Blackberry nur mehr auf Platz 2 im Business-Markt
Der Business-Markt war bisher das Revier von RIM (Research in Motion). Wie eine aktuelle IDC-Studie zeigt, tritt RIM seine Position als Marktführer nun an Apple ab.
Der Blackberry-Hersteller RIM schwächelt nun auch im bisher starken Firmengeschäft. 2011 verkaufte RIM rund 22,4 Millionen Blackberrys direkt an Unternehmen. Apple soll in diesem Jahr insgesamt 31,1 Millionen Smartphones an Firmen verkaufen und liegt damit auf Platz 1 im Business-Markt, zitiert die US-amerikanische Computerworld die IDC-Studie. Zum Vergleich: Die Firmenkäufe von Android liegen bei rund 15,1 Millionen.
Android führt bei BYOD
Die IDC-Studie unterscheidet durch die Firma direkt gekaufte Smartphones und solche, die von Angestellten erworben wurden, aber geschäftlich genutzt werden. Hier liegt Android deutlich vorne.

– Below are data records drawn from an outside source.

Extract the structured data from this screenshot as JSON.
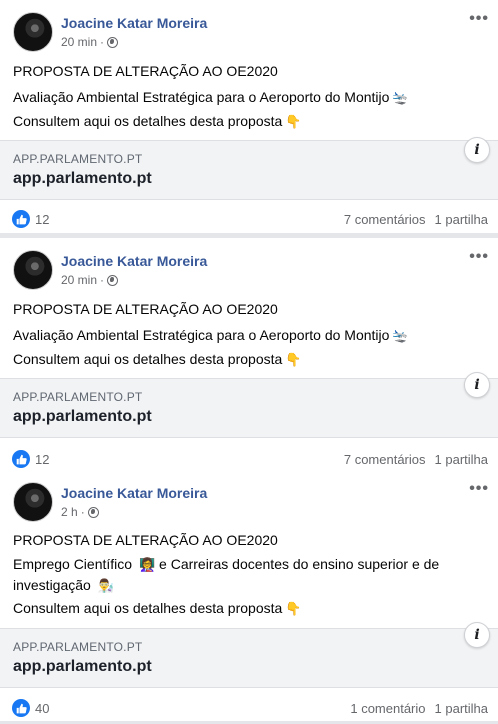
{
  "posts": [
    {
      "author": "Joacine Katar Moreira",
      "time": "20 min",
      "more": "•••",
      "lines": [
        "PROPOSTA DE ALTERAÇÃO AO OE2020",
        "Avaliação Ambiental Estratégica para o Aeroporto do Montijo",
        "Consultem aqui os detalhes desta proposta"
      ],
      "emojis": [
        "🛬",
        "👇"
      ],
      "link": {
        "domain": "APP.PARLAMENTO.PT",
        "title": "app.parlamento.pt",
        "info": "i"
      },
      "likes": "12",
      "comments": "7 comentários",
      "shares": "1 partilha"
    },
    {
      "author": "Joacine Katar Moreira",
      "time": "20 min",
      "more": "•••",
      "lines": [
        "PROPOSTA DE ALTERAÇÃO AO OE2020",
        "Avaliação Ambiental Estratégica para o Aeroporto do Montijo",
        "Consultem aqui os detalhes desta proposta"
      ],
      "emojis": [
        "🛬",
        "👇"
      ],
      "link": {
        "domain": "APP.PARLAMENTO.PT",
        "title": "app.parlamento.pt",
        "info": "i"
      },
      "likes": "12",
      "comments": "7 comentários",
      "shares": "1 partilha"
    },
    {
      "author": "Joacine Katar Moreira",
      "time": "2 h",
      "more": "•••",
      "lines": [
        "PROPOSTA DE ALTERAÇÃO AO OE2020",
        "Emprego Científico",
        "e Carreiras docentes do ensino superior e de investigação",
        "Consultem aqui os detalhes desta proposta"
      ],
      "emojis": [
        "👩‍🏫",
        "👨‍🔬",
        "👇"
      ],
      "link": {
        "domain": "APP.PARLAMENTO.PT",
        "title": "app.parlamento.pt",
        "info": "i"
      },
      "likes": "40",
      "comments": "1 comentário",
      "shares": "1 partilha"
    }
  ],
  "colors": {
    "author": "#385898",
    "like": "#1877f2",
    "muted": "#65676b",
    "card_bg": "#f2f3f5"
  },
  "icons": [
    "globe-icon",
    "more-options-icon",
    "info-icon",
    "like-icon"
  ]
}
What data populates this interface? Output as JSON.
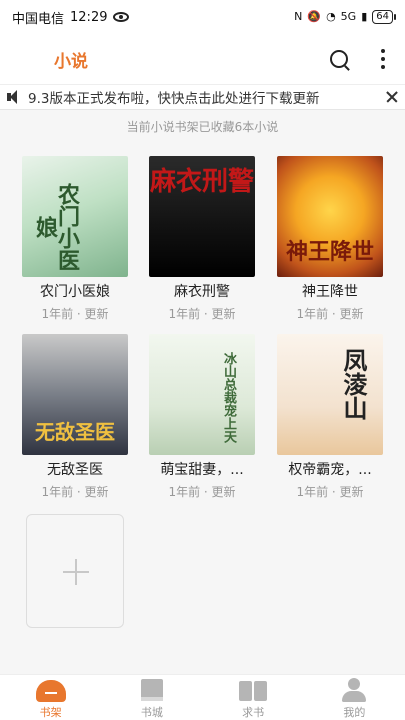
{
  "status_bar": {
    "carrier": "中国电信",
    "time": "12:29",
    "network": "5G",
    "signal": "5G",
    "battery": "64"
  },
  "app_bar": {
    "tab_label": "小说",
    "search_icon": "search-icon",
    "more_icon": "more-vertical-icon"
  },
  "notice": {
    "text": "9.3版本正式发布啦，快快点击此处进行下载更新",
    "icon": "speaker-icon"
  },
  "shelf": {
    "info": "当前小说书架已收藏6本小说",
    "books": [
      {
        "title": "农门小医娘",
        "updated": "1年前 · 更新",
        "cover_text": "农门小医娘"
      },
      {
        "title": "麻衣刑警",
        "updated": "1年前 · 更新",
        "cover_text": "麻衣刑警"
      },
      {
        "title": "神王降世",
        "updated": "1年前 · 更新",
        "cover_text": "神王降世"
      },
      {
        "title": "无敌圣医",
        "updated": "1年前 · 更新",
        "cover_text": "无敌圣医"
      },
      {
        "title": "萌宝甜妻，...",
        "updated": "1年前 · 更新",
        "cover_text": "冰山总裁宠上天"
      },
      {
        "title": "权帝霸宠，...",
        "updated": "1年前 · 更新",
        "cover_text": "凤淩山"
      }
    ]
  },
  "bottom_nav": {
    "items": [
      {
        "label": "书架",
        "active": true
      },
      {
        "label": "书城",
        "active": false
      },
      {
        "label": "求书",
        "active": false
      },
      {
        "label": "我的",
        "active": false
      }
    ]
  },
  "colors": {
    "accent": "#e8772e",
    "muted": "#999999"
  }
}
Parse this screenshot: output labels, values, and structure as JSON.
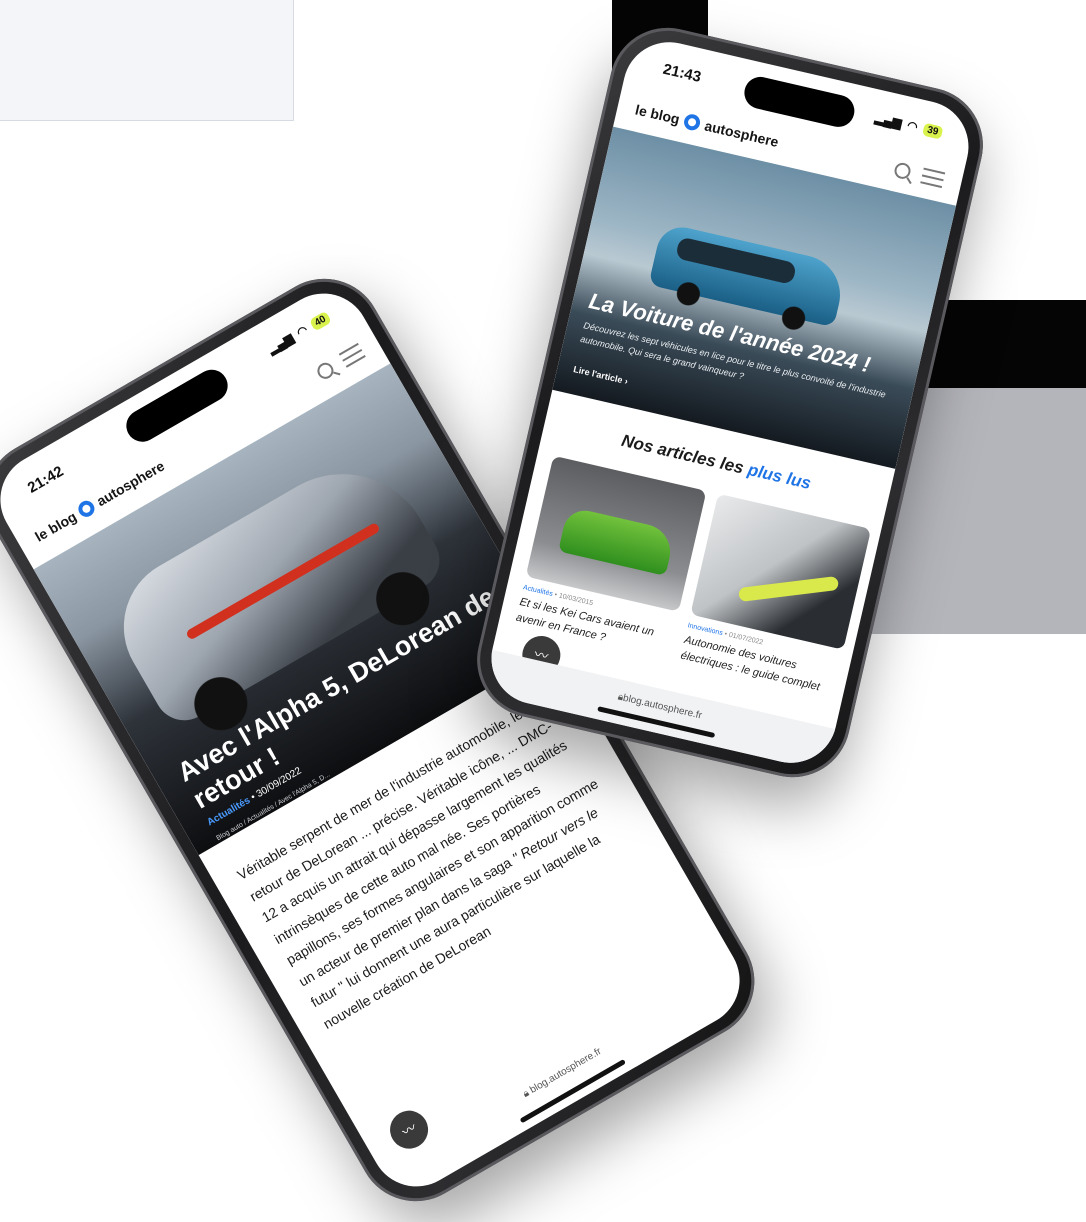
{
  "colors": {
    "accent": "#1f74e6",
    "battery": "#d9f24c",
    "dark": "#050505",
    "gray": "#b4b5bb"
  },
  "phone_left": {
    "status": {
      "time": "21:42",
      "battery": "40"
    },
    "header": {
      "logo_prefix": "le blog",
      "logo_brand": "autosphere"
    },
    "hero": {
      "title": "Avec l'Alpha 5, DeLorean de retour !",
      "category": "Actualités",
      "date": "30/09/2022",
      "breadcrumb": "Blog auto / Actualités / Avec l'Alpha 5, D..."
    },
    "body_text": "Véritable serpent de mer de l'industrie automobile, le retour de DeLorean ... précise. Véritable icône, ... DMC-12 a acquis un attrait qui dépasse largement les qualités intrinsèques de cette auto mal née. Ses portières papillons, ses formes angulaires et son apparition comme un acteur de premier plan dans la saga",
    "body_quote": "\" Retour vers le",
    "body_text_2": "futur \" lui donnent une aura particulière sur laquelle la nouvelle création de DeLorean",
    "url": "blog.autosphere.fr",
    "fab_icon": "wave-icon"
  },
  "phone_right": {
    "status": {
      "time": "21:43",
      "battery": "39"
    },
    "header": {
      "logo_prefix": "le blog",
      "logo_brand": "autosphere"
    },
    "hero": {
      "title": "La Voiture de l'année 2024 !",
      "description": "Découvrez les sept véhicules en lice pour le titre le plus convoité de l'industrie automobile. Qui sera le grand vainqueur ?",
      "link": "Lire l'article"
    },
    "section_title_prefix": "Nos articles les",
    "section_title_highlight": "plus lus",
    "cards": [
      {
        "category": "Actualités",
        "date": "10/03/2015",
        "title": "Et si les Kei Cars avaient un avenir en France ?"
      },
      {
        "category": "Innovations",
        "date": "01/07/2022",
        "title": "Autonomie des voitures électriques : le guide complet"
      }
    ],
    "url": "blog.autosphere.fr",
    "fab_icon": "wave-icon"
  }
}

IDC prognostiziert bis Ende 2012 87,7 Millionen im Rahmen von BYOD verkaufte Smartphones. Apple verkauft in diesem Segment 37,1 Millionen Smartphones, während RIM nur 5,2 Millionen an Angestellte ausliefert.
Auch im Consumer-Markt führt Android mit 351,9 Millionen verkauften Smartphones deutlich vor Apple mit 78,6 Millionen. Blackberrys sind bei den Konsumenten nicht sonderlich beliebt; lediglich 14,8 Millionen wurden im Consumer-Markt veräussert.
Sicher und beliebt
Den Grund für den Aufstieg von Apple im Business-Markt sehen die IDC-Analysten in der Popularität auf dem Consumer-Markt und im relativ sicheren Betriebssystem, das für Firmen ein entscheidendes Kriterium sei. Während das Blackberry im Consumermarkt deutlich schwächelt, kämpft Android mit dem gegensätzlichen Problem. Das Betriebssystem weist zu viele Sicherheitslücken auf, die für Firmen nicht akzeptabel sind. Windows Phone spielt im Business-Markt laut IDC eine Aussenseiterrolle und nur wenige Firmen werden die neue Microsoft-Plattform einführen.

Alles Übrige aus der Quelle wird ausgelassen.